Romanita Iorda che è la vicepresidente dell’associazione Accept per i diritti degli omosessuali e membro del team legale, ha dichiarato: “Oggi Adrian, Clai e Accept hanno vinto una grande vittoria per le coppie dello stesso sesso in tutta Europa. Da questo momento in poi, tutte le norme dell’UE che si applicano ai coniugi” verranno applicati “nello stesso modo a tutte le famiglie dello stesso sesso”.
“Le autorità rumene – ha aggiunto Iorda – hanno ora l’obbligo di rispettare la decisione della CGUE e garantiscono diritti di residenza e un riconoscimento minimo per tutte le famiglie dello stesso sesso in una situazione simile”.
L’omosessualità è stata depenalizzata in Romania nel 2000, ma, secondo gli attivisti Lgbti, l’avversione contro le coppie dello stesso sesso rimane elevata.
Nella sentenza, i giudici ricordano ad ogni modo la decisione non incide sulla competenza degli stati a decidere sulle norme relative al matrimonio – e allo stato civile delle persone – e che, quindi, gli Stati rimangono comunque liberi di prevedere o meno il matrimonio omosessuale.

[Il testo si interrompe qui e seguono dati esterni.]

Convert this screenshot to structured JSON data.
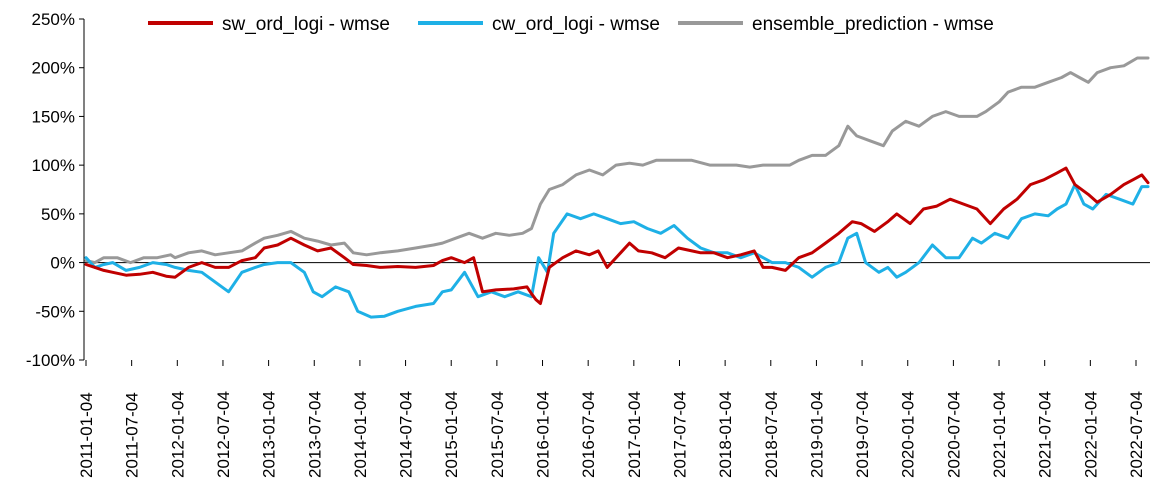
{
  "chart_data": {
    "type": "line",
    "title": "",
    "xlabel": "",
    "ylabel": "",
    "ylim": [
      -1.0,
      2.5
    ],
    "y_ticks": [
      2.5,
      2.0,
      1.5,
      1.0,
      0.5,
      0.0,
      -0.5,
      -1.0
    ],
    "y_tick_labels": [
      "250%",
      "200%",
      "150%",
      "100%",
      "50%",
      "0%",
      "-50%",
      "-100%"
    ],
    "x_tick_labels": [
      "2011-01-04",
      "2011-07-04",
      "2012-01-04",
      "2012-07-04",
      "2013-01-04",
      "2013-07-04",
      "2014-01-04",
      "2014-07-04",
      "2015-01-04",
      "2015-07-04",
      "2016-01-04",
      "2016-07-04",
      "2017-01-04",
      "2017-07-04",
      "2018-01-04",
      "2018-07-04",
      "2019-01-04",
      "2019-07-04",
      "2020-01-04",
      "2020-07-04",
      "2021-01-04",
      "2021-07-04",
      "2022-01-04",
      "2022-07-04"
    ],
    "x_range": [
      2011.0,
      2022.92
    ],
    "legend_position": "top",
    "series": [
      {
        "name": "sw_ord_logi - wmse",
        "color": "#C00000",
        "x": [
          2011.0,
          2011.1,
          2011.2,
          2011.3,
          2011.45,
          2011.6,
          2011.75,
          2011.9,
          2012.0,
          2012.15,
          2012.3,
          2012.45,
          2012.6,
          2012.75,
          2012.9,
          2013.0,
          2013.15,
          2013.3,
          2013.45,
          2013.6,
          2013.75,
          2013.9,
          2014.0,
          2014.15,
          2014.3,
          2014.5,
          2014.7,
          2014.9,
          2015.0,
          2015.1,
          2015.25,
          2015.35,
          2015.45,
          2015.6,
          2015.8,
          2015.95,
          2016.0,
          2016.05,
          2016.1,
          2016.2,
          2016.35,
          2016.5,
          2016.65,
          2016.75,
          2016.85,
          2017.0,
          2017.1,
          2017.2,
          2017.35,
          2017.5,
          2017.65,
          2017.8,
          2017.9,
          2018.05,
          2018.2,
          2018.35,
          2018.5,
          2018.6,
          2018.7,
          2018.85,
          2019.0,
          2019.15,
          2019.3,
          2019.45,
          2019.6,
          2019.7,
          2019.85,
          2020.0,
          2020.1,
          2020.25,
          2020.4,
          2020.55,
          2020.7,
          2020.85,
          2021.0,
          2021.15,
          2021.3,
          2021.45,
          2021.6,
          2021.75,
          2021.9,
          2022.0,
          2022.1,
          2022.25,
          2022.35,
          2022.5,
          2022.65,
          2022.75,
          2022.85,
          2022.92
        ],
        "y": [
          -0.02,
          -0.05,
          -0.08,
          -0.1,
          -0.13,
          -0.12,
          -0.1,
          -0.14,
          -0.15,
          -0.05,
          0.0,
          -0.05,
          -0.05,
          0.02,
          0.05,
          0.15,
          0.18,
          0.25,
          0.18,
          0.12,
          0.15,
          0.05,
          -0.02,
          -0.03,
          -0.05,
          -0.04,
          -0.05,
          -0.03,
          0.02,
          0.05,
          0.0,
          0.05,
          -0.3,
          -0.28,
          -0.27,
          -0.25,
          -0.32,
          -0.38,
          -0.42,
          -0.05,
          0.05,
          0.12,
          0.08,
          0.12,
          -0.05,
          0.1,
          0.2,
          0.12,
          0.1,
          0.05,
          0.15,
          0.12,
          0.1,
          0.1,
          0.05,
          0.08,
          0.12,
          -0.05,
          -0.05,
          -0.08,
          0.05,
          0.1,
          0.2,
          0.3,
          0.42,
          0.4,
          0.32,
          0.42,
          0.5,
          0.4,
          0.55,
          0.58,
          0.65,
          0.6,
          0.55,
          0.4,
          0.55,
          0.65,
          0.8,
          0.85,
          0.92,
          0.97,
          0.8,
          0.7,
          0.62,
          0.7,
          0.8,
          0.85,
          0.9,
          0.82
        ]
      },
      {
        "name": "cw_ord_logi - wmse",
        "color": "#1EB0E6",
        "x": [
          2011.0,
          2011.1,
          2011.2,
          2011.3,
          2011.45,
          2011.6,
          2011.75,
          2011.9,
          2012.0,
          2012.15,
          2012.3,
          2012.45,
          2012.6,
          2012.75,
          2012.9,
          2013.0,
          2013.15,
          2013.3,
          2013.45,
          2013.55,
          2013.65,
          2013.8,
          2013.95,
          2014.05,
          2014.2,
          2014.35,
          2014.5,
          2014.7,
          2014.9,
          2015.0,
          2015.1,
          2015.25,
          2015.4,
          2015.55,
          2015.7,
          2015.85,
          2016.0,
          2016.08,
          2016.18,
          2016.25,
          2016.4,
          2016.55,
          2016.7,
          2016.85,
          2017.0,
          2017.15,
          2017.3,
          2017.45,
          2017.6,
          2017.75,
          2017.9,
          2018.05,
          2018.2,
          2018.35,
          2018.5,
          2018.7,
          2018.85,
          2019.0,
          2019.15,
          2019.3,
          2019.45,
          2019.55,
          2019.65,
          2019.75,
          2019.9,
          2020.0,
          2020.1,
          2020.2,
          2020.35,
          2020.5,
          2020.65,
          2020.8,
          2020.95,
          2021.05,
          2021.2,
          2021.35,
          2021.5,
          2021.65,
          2021.8,
          2021.9,
          2022.0,
          2022.1,
          2022.2,
          2022.3,
          2022.45,
          2022.6,
          2022.75,
          2022.85,
          2022.92
        ],
        "y": [
          0.05,
          -0.05,
          -0.02,
          0.0,
          -0.08,
          -0.05,
          0.0,
          -0.02,
          -0.05,
          -0.08,
          -0.1,
          -0.2,
          -0.3,
          -0.1,
          -0.05,
          -0.02,
          0.0,
          0.0,
          -0.1,
          -0.3,
          -0.35,
          -0.25,
          -0.3,
          -0.5,
          -0.56,
          -0.55,
          -0.5,
          -0.45,
          -0.42,
          -0.3,
          -0.28,
          -0.1,
          -0.35,
          -0.3,
          -0.35,
          -0.3,
          -0.35,
          0.05,
          -0.1,
          0.3,
          0.5,
          0.45,
          0.5,
          0.45,
          0.4,
          0.42,
          0.35,
          0.3,
          0.38,
          0.25,
          0.15,
          0.1,
          0.1,
          0.05,
          0.1,
          0.0,
          0.0,
          -0.05,
          -0.15,
          -0.05,
          0.0,
          0.25,
          0.3,
          0.0,
          -0.1,
          -0.05,
          -0.15,
          -0.1,
          0.0,
          0.18,
          0.05,
          0.05,
          0.25,
          0.2,
          0.3,
          0.25,
          0.45,
          0.5,
          0.48,
          0.55,
          0.6,
          0.8,
          0.6,
          0.55,
          0.7,
          0.65,
          0.6,
          0.78,
          0.78
        ]
      },
      {
        "name": "ensemble_prediction - wmse",
        "color": "#999999",
        "x": [
          2011.0,
          2011.1,
          2011.2,
          2011.35,
          2011.5,
          2011.65,
          2011.8,
          2011.95,
          2012.0,
          2012.15,
          2012.3,
          2012.45,
          2012.6,
          2012.75,
          2012.9,
          2013.0,
          2013.15,
          2013.3,
          2013.45,
          2013.6,
          2013.75,
          2013.9,
          2014.0,
          2014.15,
          2014.3,
          2014.5,
          2014.7,
          2014.9,
          2015.0,
          2015.15,
          2015.3,
          2015.45,
          2015.6,
          2015.75,
          2015.9,
          2016.0,
          2016.1,
          2016.2,
          2016.35,
          2016.5,
          2016.65,
          2016.8,
          2016.95,
          2017.1,
          2017.25,
          2017.4,
          2017.6,
          2017.8,
          2018.0,
          2018.15,
          2018.3,
          2018.45,
          2018.6,
          2018.75,
          2018.9,
          2019.0,
          2019.15,
          2019.3,
          2019.45,
          2019.55,
          2019.65,
          2019.8,
          2019.95,
          2020.05,
          2020.2,
          2020.35,
          2020.5,
          2020.65,
          2020.8,
          2021.0,
          2021.1,
          2021.25,
          2021.35,
          2021.5,
          2021.65,
          2021.8,
          2021.95,
          2022.05,
          2022.15,
          2022.25,
          2022.35,
          2022.5,
          2022.65,
          2022.8,
          2022.92
        ],
        "y": [
          0.02,
          0.0,
          0.05,
          0.05,
          0.0,
          0.05,
          0.05,
          0.08,
          0.05,
          0.1,
          0.12,
          0.08,
          0.1,
          0.12,
          0.2,
          0.25,
          0.28,
          0.32,
          0.25,
          0.22,
          0.18,
          0.2,
          0.1,
          0.08,
          0.1,
          0.12,
          0.15,
          0.18,
          0.2,
          0.25,
          0.3,
          0.25,
          0.3,
          0.28,
          0.3,
          0.35,
          0.6,
          0.75,
          0.8,
          0.9,
          0.95,
          0.9,
          1.0,
          1.02,
          1.0,
          1.05,
          1.05,
          1.05,
          1.0,
          1.0,
          1.0,
          0.98,
          1.0,
          1.0,
          1.0,
          1.05,
          1.1,
          1.1,
          1.2,
          1.4,
          1.3,
          1.25,
          1.2,
          1.35,
          1.45,
          1.4,
          1.5,
          1.55,
          1.5,
          1.5,
          1.55,
          1.65,
          1.75,
          1.8,
          1.8,
          1.85,
          1.9,
          1.95,
          1.9,
          1.85,
          1.95,
          2.0,
          2.02,
          2.1,
          2.1
        ]
      }
    ]
  }
}
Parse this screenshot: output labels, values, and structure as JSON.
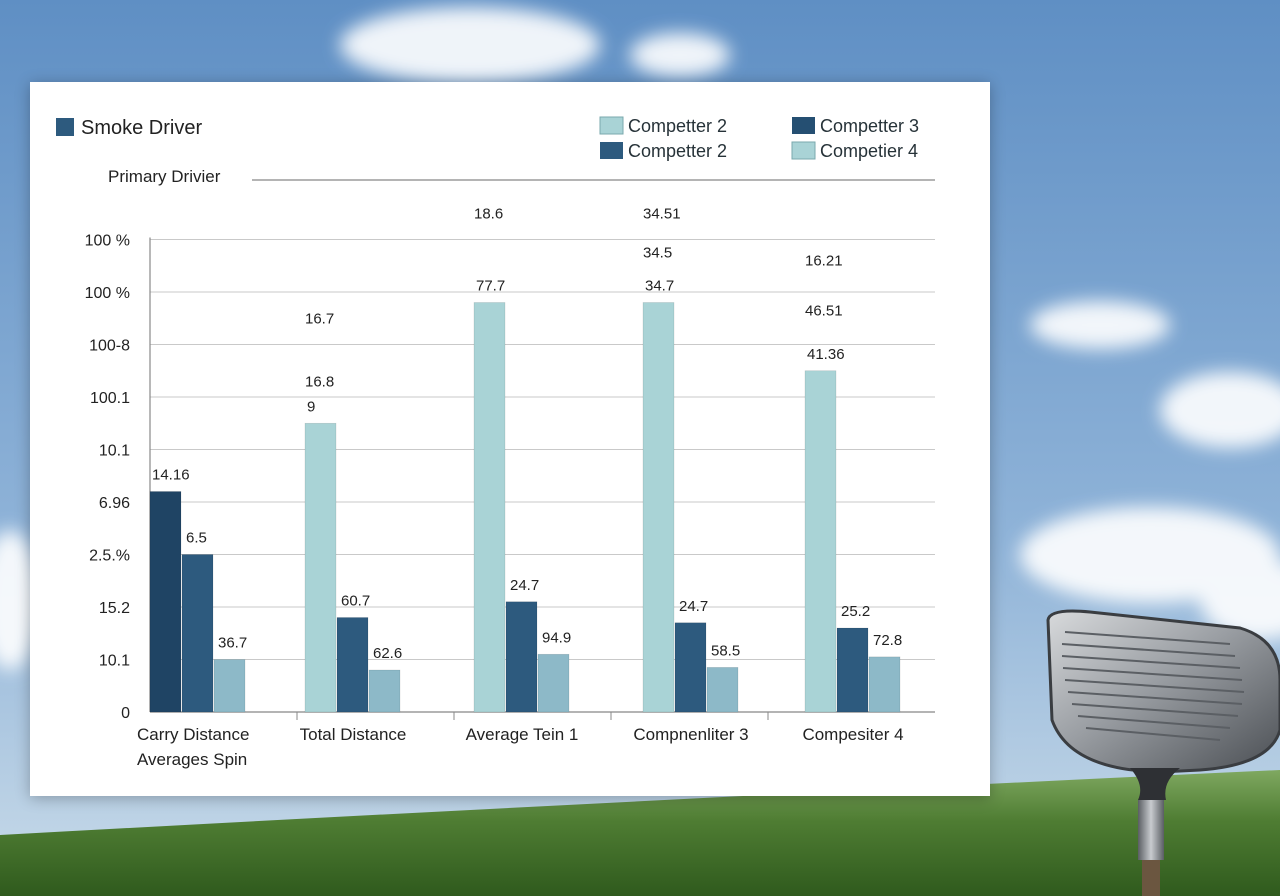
{
  "colors": {
    "dark": "#1f4464",
    "mid": "#2d5a7e",
    "light": "#a9d3d6",
    "pale": "#8db9c8"
  },
  "legend": {
    "title": "Smoke Driver",
    "items": [
      {
        "label": "Competter 2",
        "color": "#a9d3d6"
      },
      {
        "label": "Competter 3",
        "color": "#254f72"
      },
      {
        "label": "Competter 2",
        "color": "#2d5a7e"
      },
      {
        "label": "Competier 4",
        "color": "#a9d3d6"
      }
    ]
  },
  "subtitle": "Primary Drivier",
  "chart_data": {
    "type": "bar",
    "title": "Smoke Driver",
    "subtitle": "Primary Drivier",
    "y_tick_labels": [
      "0",
      "10.1",
      "15.2",
      "2.5.%",
      "6.96",
      "10.1",
      "100.1",
      "100-8",
      "100 %",
      "100 %"
    ],
    "ylim": [
      0,
      9
    ],
    "grid": true,
    "legend_position": "top-right",
    "category_labels": [
      "Carry Distance",
      "Total Distance",
      "Average Tein 1",
      "Compnenliter 3",
      "Compesiter 4"
    ],
    "category_label_extra": "Averages Spin",
    "groups": [
      {
        "bars": [
          {
            "level": 4.2,
            "color": "#1f4464",
            "label": "14.16"
          },
          {
            "level": 3.0,
            "color": "#2d5a7e",
            "label": "6.5"
          },
          {
            "level": 1.0,
            "color": "#8db9c8",
            "label": "36.7"
          }
        ]
      },
      {
        "bars": [
          {
            "level": 5.5,
            "color": "#a9d3d6",
            "label": "9"
          },
          {
            "level": 1.8,
            "color": "#2d5a7e",
            "label": "60.7"
          },
          {
            "level": 0.8,
            "color": "#8db9c8",
            "label": "62.6"
          }
        ]
      },
      {
        "bars": [
          {
            "level": 7.8,
            "color": "#a9d3d6",
            "label": "77.7"
          },
          {
            "level": 2.1,
            "color": "#2d5a7e",
            "label": "24.7"
          },
          {
            "level": 1.1,
            "color": "#8db9c8",
            "label": "94.9"
          }
        ]
      },
      {
        "bars": [
          {
            "level": 7.8,
            "color": "#a9d3d6",
            "label": "34.7"
          },
          {
            "level": 1.7,
            "color": "#2d5a7e",
            "label": "24.7"
          },
          {
            "level": 0.85,
            "color": "#8db9c8",
            "label": "58.5"
          }
        ]
      },
      {
        "bars": [
          {
            "level": 6.5,
            "color": "#a9d3d6",
            "label": "41.36"
          },
          {
            "level": 1.6,
            "color": "#2d5a7e",
            "label": "25.2"
          },
          {
            "level": 1.05,
            "color": "#8db9c8",
            "label": "72.8"
          }
        ]
      }
    ],
    "annotations": [
      {
        "text": "18.6",
        "group": 2,
        "level": 9.5
      },
      {
        "text": "34.51",
        "group": 3,
        "level": 9.5
      },
      {
        "text": "34.5",
        "group": 3,
        "level": 8.75
      },
      {
        "text": "16.21",
        "group": 4,
        "level": 8.6
      },
      {
        "text": "46.51",
        "group": 4,
        "level": 7.65
      },
      {
        "text": "16.7",
        "group": 1,
        "level": 7.5
      },
      {
        "text": "16.8",
        "group": 1,
        "level": 6.3
      }
    ]
  }
}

“L’obbligo per uno Stato membro di riconoscere, ai soli fini della concessione di un diritto di soggiorno derivato a un cittadino di uno Stato non-Ue, un matrimonio omosessuale contratto in un altro Stato membro” non “impone a detto Stato membro di prevedere, nella sua normativa nazionale, l’istituto del matrimonio omosessuale”, ha decretato la corte.